It’s a love match for Ralph Lauren and material science firm Natural Fiber Welding, which announced Thursday a sporting polo derived from what is being billed as the world’s first high-performance cotton fabric.
Debuting exclusively at the 2022 Australian Open Tennis Tournament in Melbourne, where Serbian star Novak Djokovic’s “will he play or not?” visa status is dominating headlines, the RLX Clarus comprises virgin and recycled cotton fibers that have been “enhanced” with attributes more commonly associated with petrochemical-based synthetics, including moisture wicking and quick drying. This has resulted, the companies said, in a material that performs similarly to polyester and nylon while maintaining cotton‘s signature comfort and breathability.
“Ralph Lauren is known for timelessness—and for more than 50 years being timeless has meant both leaning into our heritage and fostering pioneering innovation,” David Lauren, chief branding and innovation officer at Ralph Lauren, said in a statement. “With the introduction of the RLX Clarus polo shirt, we are using our most iconic product as a canvas to launch an industry-changing and scalable textile technology: a high-performance apparel product that is created with natural fibers for the first time. We’re proud to build on the brand’s legacy of signature and authentic style, reinvented for the future.”
The collared top is part of Ralph Lauren’s ongoing collaboration with Natural Fiber Welding, a company in which it acquired a minority stake in 2020. At the time, Ralph Lauren said it planned to leverage its investment to help scale Natural Fiber Welding’s Clarus platform, which employs green chemistry to “weld” the shorter fibers found in post-consumer cotton waste into longer fibers for spinning into high-performance natural yarns that can incorporate virgin cotton or other plant-based materials.
Ralph Lauren said it will also tap the startup’s expertise to expand its use of recycled cotton as it moves toward its goal of reducing its reliance on petrochemical-based materials and embracing zero-waste principles across its operations.
“We are thrilled to continue our partnership with Ralph Lauren,” said Luke Haverhals, CEO at Natural Fiber Welding. “Through this collaboration, we are paving the way for complete circularity with resulting materials that perform similarly to plastic-based synthetic fabrics. We are pioneering an entirely new system that simultaneously enables all-natural performance fabrics while reducing waste and eliminating the need for synthetic plastics.”
During the 2022 Australian Open Tournament, Ralph Lauren will host an exhibition tennis clinic with tennis legend Sam Groth and professional Australian football player—and ardent tennis fan—Josh Cavallo. Both Groth and Cavallo will wear the new RLX Calrus polo shirt during the clinic, the brand said, “demonstrating its superior performance qualities during the height of the Australian summer heat.”

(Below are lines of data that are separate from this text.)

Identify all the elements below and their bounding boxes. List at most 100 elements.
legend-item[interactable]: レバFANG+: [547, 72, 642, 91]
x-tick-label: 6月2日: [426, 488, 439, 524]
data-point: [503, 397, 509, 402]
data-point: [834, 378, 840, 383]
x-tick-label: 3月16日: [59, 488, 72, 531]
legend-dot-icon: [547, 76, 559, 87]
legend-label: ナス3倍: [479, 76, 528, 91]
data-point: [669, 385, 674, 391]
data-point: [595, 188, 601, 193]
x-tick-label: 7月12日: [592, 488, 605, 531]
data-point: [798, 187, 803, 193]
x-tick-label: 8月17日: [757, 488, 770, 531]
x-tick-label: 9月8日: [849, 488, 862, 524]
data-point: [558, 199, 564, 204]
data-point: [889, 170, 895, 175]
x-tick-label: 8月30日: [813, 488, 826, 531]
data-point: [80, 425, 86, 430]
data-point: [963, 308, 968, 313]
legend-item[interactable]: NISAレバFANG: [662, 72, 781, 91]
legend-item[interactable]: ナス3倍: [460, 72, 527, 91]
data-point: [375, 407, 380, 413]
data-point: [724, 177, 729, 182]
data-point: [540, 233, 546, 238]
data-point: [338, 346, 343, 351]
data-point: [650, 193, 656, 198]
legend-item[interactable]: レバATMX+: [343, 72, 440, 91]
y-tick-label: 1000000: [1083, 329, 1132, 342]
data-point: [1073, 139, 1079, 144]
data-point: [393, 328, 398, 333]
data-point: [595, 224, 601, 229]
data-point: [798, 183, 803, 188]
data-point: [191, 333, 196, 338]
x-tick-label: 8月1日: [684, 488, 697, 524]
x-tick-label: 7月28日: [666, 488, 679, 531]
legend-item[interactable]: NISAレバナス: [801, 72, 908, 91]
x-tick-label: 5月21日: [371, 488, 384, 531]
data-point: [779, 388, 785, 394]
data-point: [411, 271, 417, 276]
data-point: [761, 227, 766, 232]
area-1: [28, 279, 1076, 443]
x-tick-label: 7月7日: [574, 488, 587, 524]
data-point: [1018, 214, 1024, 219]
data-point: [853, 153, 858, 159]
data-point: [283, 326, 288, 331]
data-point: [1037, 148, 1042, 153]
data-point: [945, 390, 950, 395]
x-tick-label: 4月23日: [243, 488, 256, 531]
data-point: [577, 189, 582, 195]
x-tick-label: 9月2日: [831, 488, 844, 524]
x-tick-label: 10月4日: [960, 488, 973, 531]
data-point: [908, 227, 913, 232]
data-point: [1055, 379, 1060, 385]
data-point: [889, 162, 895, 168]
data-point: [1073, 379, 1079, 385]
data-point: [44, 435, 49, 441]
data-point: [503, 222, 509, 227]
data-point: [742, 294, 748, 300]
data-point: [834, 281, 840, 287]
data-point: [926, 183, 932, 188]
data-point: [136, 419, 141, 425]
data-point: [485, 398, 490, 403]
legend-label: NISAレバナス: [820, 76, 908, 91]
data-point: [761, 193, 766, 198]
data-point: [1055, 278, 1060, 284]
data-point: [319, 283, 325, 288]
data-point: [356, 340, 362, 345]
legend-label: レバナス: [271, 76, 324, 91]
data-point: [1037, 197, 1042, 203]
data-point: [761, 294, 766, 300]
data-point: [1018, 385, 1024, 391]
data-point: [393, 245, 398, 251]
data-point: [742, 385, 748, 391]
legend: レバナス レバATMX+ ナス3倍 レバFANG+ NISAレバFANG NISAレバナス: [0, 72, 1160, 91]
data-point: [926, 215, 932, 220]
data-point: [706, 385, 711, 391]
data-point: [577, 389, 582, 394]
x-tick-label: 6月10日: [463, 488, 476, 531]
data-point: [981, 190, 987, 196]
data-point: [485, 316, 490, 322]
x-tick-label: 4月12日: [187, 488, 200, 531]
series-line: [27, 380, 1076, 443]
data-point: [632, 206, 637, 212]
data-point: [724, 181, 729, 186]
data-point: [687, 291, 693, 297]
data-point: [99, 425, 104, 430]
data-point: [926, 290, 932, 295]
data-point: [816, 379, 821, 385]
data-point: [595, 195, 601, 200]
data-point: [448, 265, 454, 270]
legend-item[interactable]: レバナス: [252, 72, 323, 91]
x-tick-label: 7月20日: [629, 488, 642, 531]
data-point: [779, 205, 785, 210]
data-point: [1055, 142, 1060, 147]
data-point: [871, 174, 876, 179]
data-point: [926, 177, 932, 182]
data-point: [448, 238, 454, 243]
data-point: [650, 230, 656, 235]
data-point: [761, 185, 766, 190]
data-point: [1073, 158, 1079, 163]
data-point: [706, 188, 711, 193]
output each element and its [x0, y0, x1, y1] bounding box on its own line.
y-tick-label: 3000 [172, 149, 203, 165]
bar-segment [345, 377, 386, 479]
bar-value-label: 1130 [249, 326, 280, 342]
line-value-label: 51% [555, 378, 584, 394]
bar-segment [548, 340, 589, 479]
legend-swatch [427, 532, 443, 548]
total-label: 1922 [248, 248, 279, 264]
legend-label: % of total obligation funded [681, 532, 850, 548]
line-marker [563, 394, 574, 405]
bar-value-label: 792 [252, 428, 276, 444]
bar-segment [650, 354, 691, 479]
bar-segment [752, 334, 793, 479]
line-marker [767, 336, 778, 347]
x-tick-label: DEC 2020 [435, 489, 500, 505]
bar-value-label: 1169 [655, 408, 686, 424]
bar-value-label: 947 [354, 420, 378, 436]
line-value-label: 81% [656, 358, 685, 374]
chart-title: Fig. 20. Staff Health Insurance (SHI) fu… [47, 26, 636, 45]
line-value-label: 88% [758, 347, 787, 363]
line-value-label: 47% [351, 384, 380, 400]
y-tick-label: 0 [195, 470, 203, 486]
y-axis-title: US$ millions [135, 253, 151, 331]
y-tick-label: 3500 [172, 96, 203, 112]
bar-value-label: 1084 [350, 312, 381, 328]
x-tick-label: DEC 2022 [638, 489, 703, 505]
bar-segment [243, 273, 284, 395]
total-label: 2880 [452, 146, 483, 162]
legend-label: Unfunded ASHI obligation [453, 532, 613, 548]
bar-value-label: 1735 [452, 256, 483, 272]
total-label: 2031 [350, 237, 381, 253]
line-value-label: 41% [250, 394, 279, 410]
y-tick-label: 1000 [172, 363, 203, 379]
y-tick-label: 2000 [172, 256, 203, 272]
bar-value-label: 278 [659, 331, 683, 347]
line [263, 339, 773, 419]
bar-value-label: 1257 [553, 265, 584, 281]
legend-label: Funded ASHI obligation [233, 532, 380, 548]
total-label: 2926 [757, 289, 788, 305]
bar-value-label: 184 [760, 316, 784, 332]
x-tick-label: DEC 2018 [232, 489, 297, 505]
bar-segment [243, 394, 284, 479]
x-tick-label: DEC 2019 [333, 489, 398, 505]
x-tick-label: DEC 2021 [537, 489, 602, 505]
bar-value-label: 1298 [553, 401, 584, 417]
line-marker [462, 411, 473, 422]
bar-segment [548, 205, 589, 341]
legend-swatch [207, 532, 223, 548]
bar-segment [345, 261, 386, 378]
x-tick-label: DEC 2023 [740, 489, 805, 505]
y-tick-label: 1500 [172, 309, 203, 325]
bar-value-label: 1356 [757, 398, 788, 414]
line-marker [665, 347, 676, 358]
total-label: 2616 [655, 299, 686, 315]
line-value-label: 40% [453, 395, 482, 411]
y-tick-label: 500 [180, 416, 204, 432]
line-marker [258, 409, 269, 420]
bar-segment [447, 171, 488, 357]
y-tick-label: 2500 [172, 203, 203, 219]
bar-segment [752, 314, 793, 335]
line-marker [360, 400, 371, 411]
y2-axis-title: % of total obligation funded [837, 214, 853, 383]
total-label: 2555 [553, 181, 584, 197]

Ralph Lauren will follow up the shirt’s launch with global distribution that includes additional styles and colors, as well as women’s apparel, in the coming weeks.
“I’ve been a longtime fan of Ralph Lauren—they’re a classic brand with incredible style and are always pushing boundaries to make really innovative, new products,” said Cavallo. “As a professional athlete who trains every day, it’s incredible to be able to wear a 100 percent cotton shirt that is stylish, has superior performance qualities and keeps me comfortable even on the hottest of days—all made with a sustainable spirit.”
This isn’t the only time Ralph Lauren is playing doubles with another company. The preppy staple is also working with chemical giant Dow to roll out and scale up Color on Demand, a multiphased set of technologies that seeks to deliver the world’s first scalable zero-wastewater cotton dyeing system.
“Traditional color dyeing is one of the most polluting practices in our industry and as a global brand, we recognized the need to create a scalable solution,” Halide Alagöz, chief product and sustainability officer at Ralph Lauren, said last March. “Color on Demand significantly reduces the environmental impact of dyeing cotton and as an added benefit, will enable us to better balance inventory and meet personalized consumer demands faster than ever before.”
Natural Fiber Welding, too, has more in store. A crossover with Patagonia is in the works, as is a team-up with German luxury auto maker BMW. In 2020, Allbirds poured in $2 million to add the manufacturer’s plant-based leather alternative to its suite of eco-friendly materials. Silicon Valley’s favorite shoemaker said that Mirium, which consists of a blend of vegetable oil, natural rubber and other bio-ingredients, could potentially provide a 95 percent reduction in carbon emissions over traditional cowhide.
“After reviewing many other technologies, we found Natural Fiber Welding to have the key combination of innovation, carbon reduction capability and scalability that we knew was critical for success in a leather alternative,” Claudia Richardson, senior manager of material innovation at Allbirds, told Sourcing Journal last February. “We’ve always wanted to eliminate petroleum from the fashion industry and we’ll only be able to do so if we find new processes and materials that can be replicated and repeated easily.”